[Bugfix] fix RAY_CGRAPH_get_timeout is not set successfully (#19725)

chaunceyjiang · web-flow · commit 12575cfa7aa1 · 2025-06-18T10:26:16.000-07:00
Signed-off-by: chaunceyjiang &lt;chaunceyjiang@gmail.com&gt;
diff --git a/vllm/executor/ray_distributed_executor.py b/vllm/executor/ray_distributed_executor.py
@@ -557,8 +557,17 @@ def _check_ray_cgraph_installation(self):
     def _compiled_ray_dag(self, enable_asyncio: bool):
         assert self.parallel_config.use_ray
         self._check_ray_cgraph_installation()
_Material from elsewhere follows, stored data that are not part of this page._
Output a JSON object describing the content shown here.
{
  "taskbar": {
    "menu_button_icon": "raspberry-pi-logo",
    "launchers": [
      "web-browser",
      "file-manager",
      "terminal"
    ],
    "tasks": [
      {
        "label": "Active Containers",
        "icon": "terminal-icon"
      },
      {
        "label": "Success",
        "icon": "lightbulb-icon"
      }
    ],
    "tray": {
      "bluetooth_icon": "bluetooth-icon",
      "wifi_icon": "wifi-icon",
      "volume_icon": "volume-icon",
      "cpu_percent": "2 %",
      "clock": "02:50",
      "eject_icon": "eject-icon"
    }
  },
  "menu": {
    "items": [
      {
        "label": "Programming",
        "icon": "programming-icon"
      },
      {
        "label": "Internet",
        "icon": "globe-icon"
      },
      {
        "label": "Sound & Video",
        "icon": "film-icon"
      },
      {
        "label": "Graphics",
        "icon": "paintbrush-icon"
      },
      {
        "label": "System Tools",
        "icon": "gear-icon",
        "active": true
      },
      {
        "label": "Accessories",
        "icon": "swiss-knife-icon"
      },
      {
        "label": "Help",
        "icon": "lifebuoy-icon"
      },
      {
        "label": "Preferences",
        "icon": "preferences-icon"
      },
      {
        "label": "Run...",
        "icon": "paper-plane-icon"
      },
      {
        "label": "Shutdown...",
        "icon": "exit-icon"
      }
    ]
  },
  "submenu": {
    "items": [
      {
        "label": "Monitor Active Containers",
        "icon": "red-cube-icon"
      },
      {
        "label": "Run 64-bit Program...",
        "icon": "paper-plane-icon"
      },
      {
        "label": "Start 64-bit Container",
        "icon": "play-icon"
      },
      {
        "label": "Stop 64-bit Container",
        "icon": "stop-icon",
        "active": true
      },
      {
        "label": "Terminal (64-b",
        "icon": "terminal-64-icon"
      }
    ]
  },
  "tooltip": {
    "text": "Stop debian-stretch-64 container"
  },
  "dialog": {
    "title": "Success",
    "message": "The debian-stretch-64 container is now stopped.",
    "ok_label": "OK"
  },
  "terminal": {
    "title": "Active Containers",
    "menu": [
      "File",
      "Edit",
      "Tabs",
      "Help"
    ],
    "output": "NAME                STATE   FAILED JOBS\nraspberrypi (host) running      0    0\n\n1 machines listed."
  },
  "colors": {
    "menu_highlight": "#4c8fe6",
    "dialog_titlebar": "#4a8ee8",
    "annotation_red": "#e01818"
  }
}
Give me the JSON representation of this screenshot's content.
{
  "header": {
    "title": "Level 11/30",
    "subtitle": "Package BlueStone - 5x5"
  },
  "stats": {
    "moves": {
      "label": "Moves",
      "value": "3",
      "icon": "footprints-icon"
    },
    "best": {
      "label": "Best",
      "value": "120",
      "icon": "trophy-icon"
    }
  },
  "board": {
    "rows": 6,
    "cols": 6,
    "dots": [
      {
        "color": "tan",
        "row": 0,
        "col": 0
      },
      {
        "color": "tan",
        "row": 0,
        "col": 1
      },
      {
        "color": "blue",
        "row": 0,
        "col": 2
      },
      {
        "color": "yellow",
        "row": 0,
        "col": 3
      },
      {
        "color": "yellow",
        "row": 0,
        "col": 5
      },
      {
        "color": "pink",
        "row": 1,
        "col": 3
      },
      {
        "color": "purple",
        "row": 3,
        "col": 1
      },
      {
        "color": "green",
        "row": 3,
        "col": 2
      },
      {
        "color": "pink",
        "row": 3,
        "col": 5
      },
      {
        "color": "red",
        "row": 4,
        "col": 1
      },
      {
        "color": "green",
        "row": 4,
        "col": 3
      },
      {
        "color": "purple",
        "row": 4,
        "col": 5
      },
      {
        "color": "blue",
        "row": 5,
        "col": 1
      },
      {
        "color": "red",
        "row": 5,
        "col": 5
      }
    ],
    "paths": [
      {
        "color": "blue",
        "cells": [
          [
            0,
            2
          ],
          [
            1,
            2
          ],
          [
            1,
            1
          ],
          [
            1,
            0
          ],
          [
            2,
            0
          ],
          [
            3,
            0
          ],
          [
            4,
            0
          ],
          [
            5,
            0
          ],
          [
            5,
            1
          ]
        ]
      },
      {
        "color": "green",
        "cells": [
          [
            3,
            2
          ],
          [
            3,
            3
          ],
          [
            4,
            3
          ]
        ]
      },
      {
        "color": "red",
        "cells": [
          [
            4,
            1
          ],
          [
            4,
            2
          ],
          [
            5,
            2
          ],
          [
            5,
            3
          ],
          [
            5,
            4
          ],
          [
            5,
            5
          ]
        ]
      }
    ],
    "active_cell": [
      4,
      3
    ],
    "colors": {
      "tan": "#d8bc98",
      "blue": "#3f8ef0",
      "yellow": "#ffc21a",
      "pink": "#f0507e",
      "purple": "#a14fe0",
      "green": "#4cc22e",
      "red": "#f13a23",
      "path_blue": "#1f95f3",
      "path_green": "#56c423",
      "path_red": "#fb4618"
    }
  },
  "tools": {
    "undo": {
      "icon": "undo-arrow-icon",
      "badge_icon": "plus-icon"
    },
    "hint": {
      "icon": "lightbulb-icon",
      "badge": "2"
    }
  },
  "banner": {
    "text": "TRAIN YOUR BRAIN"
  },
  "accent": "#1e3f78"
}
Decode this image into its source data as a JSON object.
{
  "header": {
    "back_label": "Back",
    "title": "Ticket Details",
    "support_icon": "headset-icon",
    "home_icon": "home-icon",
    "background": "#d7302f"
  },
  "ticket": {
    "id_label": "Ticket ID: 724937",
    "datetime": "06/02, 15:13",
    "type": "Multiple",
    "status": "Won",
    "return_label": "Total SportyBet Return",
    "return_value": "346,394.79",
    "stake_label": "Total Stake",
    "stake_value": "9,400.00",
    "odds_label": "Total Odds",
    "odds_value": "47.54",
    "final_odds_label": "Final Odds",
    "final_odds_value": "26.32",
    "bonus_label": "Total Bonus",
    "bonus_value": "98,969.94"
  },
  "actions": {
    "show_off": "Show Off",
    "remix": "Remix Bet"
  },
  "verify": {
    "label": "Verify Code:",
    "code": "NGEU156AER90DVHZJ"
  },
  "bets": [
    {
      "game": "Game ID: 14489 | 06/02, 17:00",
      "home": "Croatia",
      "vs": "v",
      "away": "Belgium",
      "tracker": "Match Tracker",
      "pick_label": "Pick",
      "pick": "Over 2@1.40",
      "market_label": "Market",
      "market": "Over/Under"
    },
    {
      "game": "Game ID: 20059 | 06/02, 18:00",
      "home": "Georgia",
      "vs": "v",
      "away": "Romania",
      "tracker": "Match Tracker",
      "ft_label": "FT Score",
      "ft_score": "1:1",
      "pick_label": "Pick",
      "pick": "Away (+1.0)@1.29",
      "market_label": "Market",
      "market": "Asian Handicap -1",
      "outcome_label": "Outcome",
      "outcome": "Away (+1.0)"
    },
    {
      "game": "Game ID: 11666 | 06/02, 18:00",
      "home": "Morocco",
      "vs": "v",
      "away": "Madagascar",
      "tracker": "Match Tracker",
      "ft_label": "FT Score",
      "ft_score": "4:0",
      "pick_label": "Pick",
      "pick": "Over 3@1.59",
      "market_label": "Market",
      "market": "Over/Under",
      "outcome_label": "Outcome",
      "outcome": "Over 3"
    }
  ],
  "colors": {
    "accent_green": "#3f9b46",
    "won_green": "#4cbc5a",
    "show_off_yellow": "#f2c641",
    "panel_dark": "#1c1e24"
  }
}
+        # Enlarge the default value of "RAY_CGRAPH_get_timeout" to 300 seconds
+        # (it is 10 seconds by default). This is a Ray environment variable to
+        # control the timeout of getting result from a compiled graph execution,
+        # i.e., the distributed execution that includes model forward runs and
+        # intermediate tensor communications, in the case of vllm.
+        # Note: we should set this env var before importing
+        # ray.dag, otherwise it will not take effect.
+        os.environ.setdefault("RAY_CGRAPH_get_timeout", "300")  # noqa: SIM112
         from ray.dag import InputNode, MultiOutputNode
-
+        logger.info("RAY_CGRAPH_get_timeout is set to %s",
+                    os.environ["RAY_CGRAPH_get_timeout"])  # noqa: SIM112
         logger.info("VLLM_USE_RAY_COMPILED_DAG_CHANNEL_TYPE = %s",
                     envs.VLLM_USE_RAY_COMPILED_DAG_CHANNEL_TYPE)
         logger.info("VLLM_USE_RAY_COMPILED_DAG_OVERLAP_COMM = %s",
@@ -570,15 +579,6 @@ def _compiled_ray_dag(self, enable_asyncio: bool):
                 "Invalid value for VLLM_USE_RAY_COMPILED_DAG_CHANNEL_TYPE: "
                 f"{channel_type}. Valid values are: 'auto', 'nccl', or 'shm'.")
 
-        # Enlarge the default value of "RAY_CGRAPH_get_timeout" to 300 seconds
-        # (it is 10 seconds by default). This is a Ray environment variable to
-        # control the timeout of getting result from a compiled graph execution,
-        # i.e., the distributed execution that includes model forward runs and
-        # intermediate tensor communications, in the case of vllm.
-        os.environ.setdefault("RAY_CGRAPH_get_timeout", "300")  # noqa: SIM112
-        logger.info("RAY_CGRAPH_get_timeout is set to %s",
-                    os.environ["RAY_CGRAPH_get_timeout"])  # noqa: SIM112
-
         with InputNode() as input_data:
             # Example DAG: PP=2, TP=4
             #